'Japanese, Filipinos, Vietnamese and dogs forbidden here'; Beijing restaurant's nationalistic statement draws criticism in China


Chinese Society  Updated:Wed, Feb 27, 2013 08:37 AM   By Bernd Chang


'We do not serve Japanese, Filipinos, Vietnamese and dogs '; A restaurant in Houhai Park in central Beijing puts up banner full of nationalistic statement that has drawn criticism in China with some Chinese netizen call the action of the restaurant owner as psychic masturbation.

A sign in a Beijing restaurant reads ‘We do not serve Japanese, Filipinos, Vietnamese and dogs’.

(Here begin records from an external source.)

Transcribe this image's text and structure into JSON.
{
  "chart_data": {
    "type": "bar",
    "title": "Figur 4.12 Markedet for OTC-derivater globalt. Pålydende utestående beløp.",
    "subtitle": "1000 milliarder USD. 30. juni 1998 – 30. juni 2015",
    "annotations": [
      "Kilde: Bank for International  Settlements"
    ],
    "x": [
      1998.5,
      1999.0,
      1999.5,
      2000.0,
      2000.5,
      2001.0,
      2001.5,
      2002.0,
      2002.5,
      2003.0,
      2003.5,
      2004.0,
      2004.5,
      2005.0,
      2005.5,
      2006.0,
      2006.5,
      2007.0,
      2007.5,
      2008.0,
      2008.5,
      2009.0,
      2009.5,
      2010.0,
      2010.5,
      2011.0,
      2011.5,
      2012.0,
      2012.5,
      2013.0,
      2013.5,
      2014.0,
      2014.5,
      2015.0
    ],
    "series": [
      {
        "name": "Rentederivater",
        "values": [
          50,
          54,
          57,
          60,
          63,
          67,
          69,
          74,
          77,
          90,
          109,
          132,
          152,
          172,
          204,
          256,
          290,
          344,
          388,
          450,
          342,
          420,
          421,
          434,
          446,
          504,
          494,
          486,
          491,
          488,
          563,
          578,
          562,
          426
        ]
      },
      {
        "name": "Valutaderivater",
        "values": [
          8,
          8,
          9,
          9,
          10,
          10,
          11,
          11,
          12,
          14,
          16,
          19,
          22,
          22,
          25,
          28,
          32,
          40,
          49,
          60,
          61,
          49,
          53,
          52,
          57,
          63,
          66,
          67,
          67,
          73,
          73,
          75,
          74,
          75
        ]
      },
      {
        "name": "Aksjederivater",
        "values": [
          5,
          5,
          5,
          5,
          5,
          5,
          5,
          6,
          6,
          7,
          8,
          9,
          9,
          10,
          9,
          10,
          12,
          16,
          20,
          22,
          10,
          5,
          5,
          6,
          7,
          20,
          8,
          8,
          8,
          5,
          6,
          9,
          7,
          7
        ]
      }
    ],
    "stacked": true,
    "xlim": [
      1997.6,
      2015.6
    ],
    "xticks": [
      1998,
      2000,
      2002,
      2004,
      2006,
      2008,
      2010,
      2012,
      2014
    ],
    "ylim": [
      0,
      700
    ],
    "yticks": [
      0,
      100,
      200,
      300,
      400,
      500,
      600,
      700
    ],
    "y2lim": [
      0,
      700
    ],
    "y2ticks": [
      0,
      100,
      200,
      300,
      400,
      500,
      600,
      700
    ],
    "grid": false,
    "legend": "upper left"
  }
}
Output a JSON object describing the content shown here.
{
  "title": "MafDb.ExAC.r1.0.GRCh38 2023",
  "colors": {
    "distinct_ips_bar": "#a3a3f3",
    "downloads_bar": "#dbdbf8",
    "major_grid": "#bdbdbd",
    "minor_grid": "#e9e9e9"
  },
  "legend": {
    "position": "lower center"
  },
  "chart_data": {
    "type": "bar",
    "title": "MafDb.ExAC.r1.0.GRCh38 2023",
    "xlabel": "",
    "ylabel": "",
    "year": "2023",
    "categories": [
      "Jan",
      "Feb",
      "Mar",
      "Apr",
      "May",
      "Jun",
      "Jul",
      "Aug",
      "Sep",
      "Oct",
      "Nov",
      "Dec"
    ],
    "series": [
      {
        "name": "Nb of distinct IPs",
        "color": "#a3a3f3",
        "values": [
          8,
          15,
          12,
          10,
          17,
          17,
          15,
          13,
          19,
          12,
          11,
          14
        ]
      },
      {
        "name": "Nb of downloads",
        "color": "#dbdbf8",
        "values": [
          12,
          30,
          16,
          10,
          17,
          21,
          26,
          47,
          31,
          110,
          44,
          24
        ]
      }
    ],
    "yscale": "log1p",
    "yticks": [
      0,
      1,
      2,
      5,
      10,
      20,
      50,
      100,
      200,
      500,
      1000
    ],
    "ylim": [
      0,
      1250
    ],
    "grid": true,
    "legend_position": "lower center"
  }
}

The group of photos were shot by a foreign reporter in Houhai Park in central Beijing on Feb. 26.

The sign reflects nationalistic sentiment among Chinese nationals against China’s neighbors which has territorial dispute with China.

Since last September when Japan provoked China with nationalization of the Diaoyu Islands (Senkaku in Japan) in East China Sea which are claimed by both countries but controlled by Japan, the Chinese anti-Japanese sentiment has further intensified.

Chinese also dislike the Philippines and Vietnam since both countries occupy part of the islands and reefs of the Nansha Archipelagos (or Spratley Archipelago) in South China Sea which are also claimed by China.

The phrase alludes to a sign in the Shanghai International Settlement which allegedly said "Chinese and dogs are forbidden here" in 1930s.

While some Chinese support the action of the Beijing restaurant, a slightly majority Chinese netizens post comments criticizing the restaurant as promoting extreme nationalistic sentiment and xenophobia. Some also doubt the restaurant just does publicity stunt to draw public attention to them so as to promote business.

“I support you! The owner of the restaurant has backbone!” commented a Netease user.

“This action is not called backbone at all! It is psychic masturbation! China is not lack of Boxers (Yihetuan)”, refuted another Netease user.

“I do not mean to disappoint the owner, I suppose Laowai never eat our pot-stewed food”, said Netease user 米米兰兰.